Seriously, I don’t regret keeping Nolan home, because he wasn’t 100 percent. There’s an unwritten rule that dads will break the rules when they’re left in charge. Nolan got two car rides, including one where we stopped at Dunkin’ Donuts and I bought him a strawberry coolatta. He got an ample amount of YouTube Kids time. He wanted lunch before 11 a.m., so he got to eat lunch before 11 a.m.
Still, there’s nothing like getting Nolan back into his routine, which we think he’s ready for. If all goes well, he’ll either be en route to school or already there by the time you read this. He still was coughing as of Sunday night, but hopefully it’s nothing that 12-hour Delsym can’t help. Overall, he had a lot of energy and was quite happy this past weekend.

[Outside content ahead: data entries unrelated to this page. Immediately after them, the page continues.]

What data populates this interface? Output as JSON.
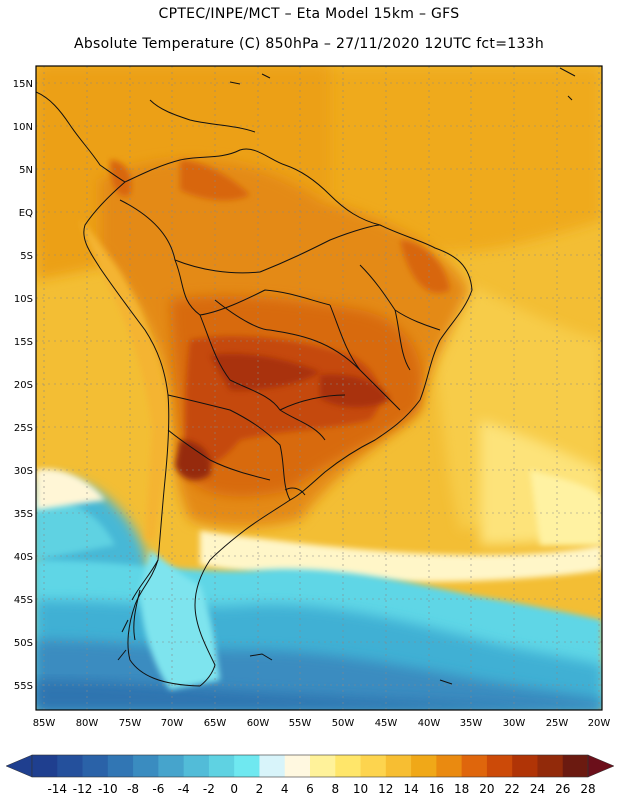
{
  "header": {
    "line1": "CPTEC/INPE/MCT –  Eta Model 15km – GFS",
    "line2": "Absolute Temperature (C) 850hPa – 27/11/2020 12UTC fct=133h"
  },
  "latitude_labels": [
    "15N",
    "10N",
    "5N",
    "EQ",
    "5S",
    "10S",
    "15S",
    "20S",
    "25S",
    "30S",
    "35S",
    "40S",
    "45S",
    "50S",
    "55S"
  ],
  "longitude_labels": [
    "85W",
    "80W",
    "75W",
    "70W",
    "65W",
    "60W",
    "55W",
    "50W",
    "45W",
    "40W",
    "35W",
    "30W",
    "25W",
    "20W"
  ],
  "colorbar": {
    "ticks": [
      "-14",
      "-12",
      "-10",
      "-8",
      "-6",
      "-4",
      "-2",
      "0",
      "2",
      "4",
      "6",
      "8",
      "10",
      "12",
      "14",
      "16",
      "18",
      "20",
      "22",
      "24",
      "26",
      "28"
    ],
    "colors": [
      "#1f3f8f",
      "#24509c",
      "#2a62a8",
      "#3176b4",
      "#3a8cc0",
      "#46a4cc",
      "#52bcd8",
      "#5fd2e2",
      "#6fe8f0",
      "#d8f4fa",
      "#fff8e0",
      "#fff29a",
      "#ffe66a",
      "#fdd44e",
      "#f7be32",
      "#f0a818",
      "#ea8a10",
      "#df660c",
      "#cc4a08",
      "#b03406",
      "#922a0a",
      "#6b1a10"
    ]
  }
}
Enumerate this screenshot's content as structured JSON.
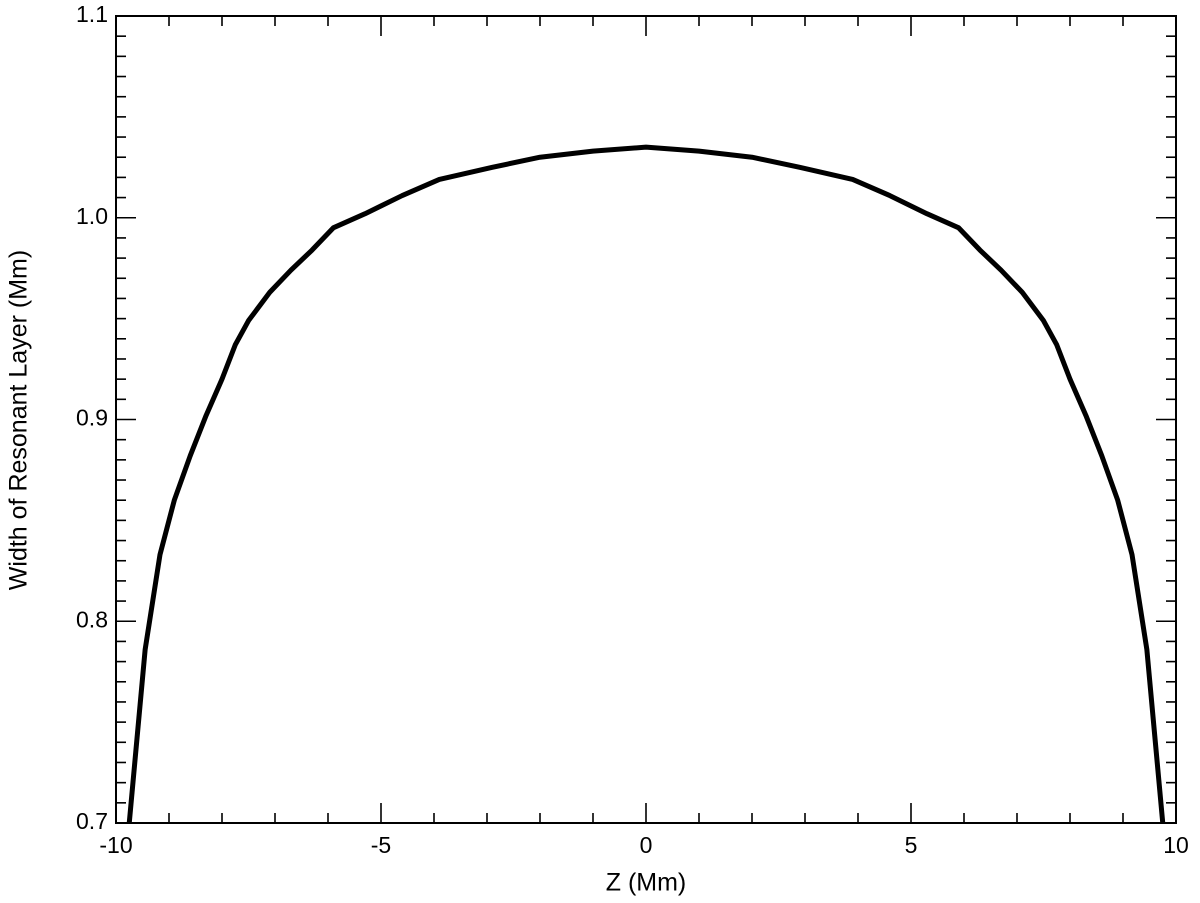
{
  "chart_data": {
    "type": "line",
    "x_label": "Z (Mm)",
    "y_label": "Width of Resonant Layer (Mm)",
    "xlim": [
      -10,
      10
    ],
    "xticks": [
      -10,
      -5,
      0,
      5,
      10
    ],
    "ylim": [
      0.7,
      1.1
    ],
    "yticks": [
      0.7,
      0.8,
      0.9,
      {
        "value": 1,
        "label": "1.0"
      },
      1.1
    ],
    "series": [
      {
        "color": "#000000",
        "x": [
          -9.75,
          -9.45,
          -9.17,
          -8.9,
          -8.6,
          -8.3,
          -8.0,
          -7.75,
          -7.5,
          -7.1,
          -6.7,
          -6.3,
          -5.9,
          -5.3,
          -4.6,
          -3.9,
          -2.9,
          -2.0,
          -1.0,
          0,
          1.0,
          2.0,
          2.9,
          3.9,
          4.6,
          5.3,
          5.9,
          6.3,
          6.7,
          7.1,
          7.5,
          7.75,
          8.0,
          8.3,
          8.6,
          8.9,
          9.17,
          9.45,
          9.75
        ],
        "values": [
          0.7,
          0.786,
          0.833,
          0.86,
          0.882,
          0.902,
          0.92,
          0.937,
          0.949,
          0.963,
          0.974,
          0.984,
          0.995,
          1.002,
          1.011,
          1.019,
          1.025,
          1.03,
          1.033,
          1.035,
          1.033,
          1.03,
          1.025,
          1.019,
          1.011,
          1.002,
          0.995,
          0.984,
          0.974,
          0.963,
          0.949,
          0.937,
          0.92,
          0.902,
          0.882,
          0.86,
          0.833,
          0.786,
          0.7
        ]
      }
    ]
  }
}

I wish I could say the same. I already was starting to feel run down before spending 3½ hours outside Sunday digging out from the snowstorm that hit our area and working up quite a sweat on a chilly day. My throat is scratchy, I’m stuffy, and I’ve started coughing. Maybe Nolan didn’t take advantage of his sick day, but I’ll be more than happy to do so. Maybe I’ll even see if Luke and Laura are still married after nearly 40 years.
Glad to hear Nolan wasn’t ill last week. Hope you find the missing battery soon and you scratchy throat feels better after a day of quite. We received 6” of snow yesterday which looks beautiful in the sunshine this morning but now it can melt. Happy February!